In 2011, the Hungarian management of SCA, representing the Swedish corporate values and business culture, contacted proactively the Bethesda Foundation, as they considered that the new tax law would make it more difficult for us to pursue our children health care and education programmes which are gap fillers. In order to remedy the situation, SCA offered us that they would design their strategic CSR programme until 2015, the company’s 30th anniversary, along the lines of a transparent strategic cooperation. It also contacted its own business partners, among others SPAR and Hungaropharma, to reach their common customers.  From the outset, the strategy managed the short-term project of collection of donations by selling SCA products and the long-term PR activity aiming to increase the number of supporters offering 1% of their personal income tax. As a result, more than 10 million HUF of direct funding was collected, the number of those supporting the project with their personal income tax increased by 25%, and finally the Bethesda Family House was built and its operation is sustainable. Bethesda’s credo „My reward is that I can do it” and the SCA credo „We care for life” are in harmony, and reveal two complementary attitudes and daily practices.

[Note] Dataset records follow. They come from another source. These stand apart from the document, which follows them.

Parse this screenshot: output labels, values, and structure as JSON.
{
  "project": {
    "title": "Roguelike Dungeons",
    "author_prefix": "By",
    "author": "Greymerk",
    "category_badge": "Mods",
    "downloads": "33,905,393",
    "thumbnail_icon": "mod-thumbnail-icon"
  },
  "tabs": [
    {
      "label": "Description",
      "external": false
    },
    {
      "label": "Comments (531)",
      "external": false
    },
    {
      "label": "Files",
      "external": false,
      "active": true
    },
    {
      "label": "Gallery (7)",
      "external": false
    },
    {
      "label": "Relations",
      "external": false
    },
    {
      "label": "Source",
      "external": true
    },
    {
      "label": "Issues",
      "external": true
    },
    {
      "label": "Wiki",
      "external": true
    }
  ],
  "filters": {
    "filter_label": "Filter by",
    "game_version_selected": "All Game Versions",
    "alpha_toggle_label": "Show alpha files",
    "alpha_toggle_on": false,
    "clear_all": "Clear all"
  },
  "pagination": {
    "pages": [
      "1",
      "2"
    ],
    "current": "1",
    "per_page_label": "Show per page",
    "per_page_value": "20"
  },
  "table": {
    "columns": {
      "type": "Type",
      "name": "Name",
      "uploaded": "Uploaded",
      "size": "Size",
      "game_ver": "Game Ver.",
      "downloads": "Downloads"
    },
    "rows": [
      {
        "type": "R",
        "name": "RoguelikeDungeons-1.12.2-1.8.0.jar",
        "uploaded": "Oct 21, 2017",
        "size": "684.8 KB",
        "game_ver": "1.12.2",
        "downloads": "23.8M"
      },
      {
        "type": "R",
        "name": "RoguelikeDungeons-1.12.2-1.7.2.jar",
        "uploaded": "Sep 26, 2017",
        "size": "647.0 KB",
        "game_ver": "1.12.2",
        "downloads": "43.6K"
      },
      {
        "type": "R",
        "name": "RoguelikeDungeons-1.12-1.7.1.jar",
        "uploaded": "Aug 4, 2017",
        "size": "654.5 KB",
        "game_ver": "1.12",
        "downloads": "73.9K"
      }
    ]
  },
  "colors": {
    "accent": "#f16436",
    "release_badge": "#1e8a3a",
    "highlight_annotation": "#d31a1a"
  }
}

Finally, the best hospital care – which may often take several months – can only mark the beginning of a successful healing process, which usually takes several years and starts when the children return to their home. It is obvious that even a completely healthy child would suffer psychological harm if they had to spend several months in a perfectly unknown environment, without their parents and family, and suffer painful things that some men and ladies in a white gown, although smiling, do to them from time to time. It is even more so in the case of children who suffer from severe burn traumatism. It should not be allowed that the children are left alone in this process, because without the supportive presence of the parents total healing cannot be achieved. It is our responsibility to create the conditions for the parents to fulfil their obligation in such circumstances, as it is part of a preventive healing and cure. However, it takes time to implement such a structure, especially because the local needs and possibilities may differ considerably. The solution can be found locally, in a joint effort by the state, the church, the civil society and the corporations. What we need is not a solution provided by the state, but a solution supported by the state, an aspect which has to be taken into consideration if we want other “Family Houses” to be opened throughout the country.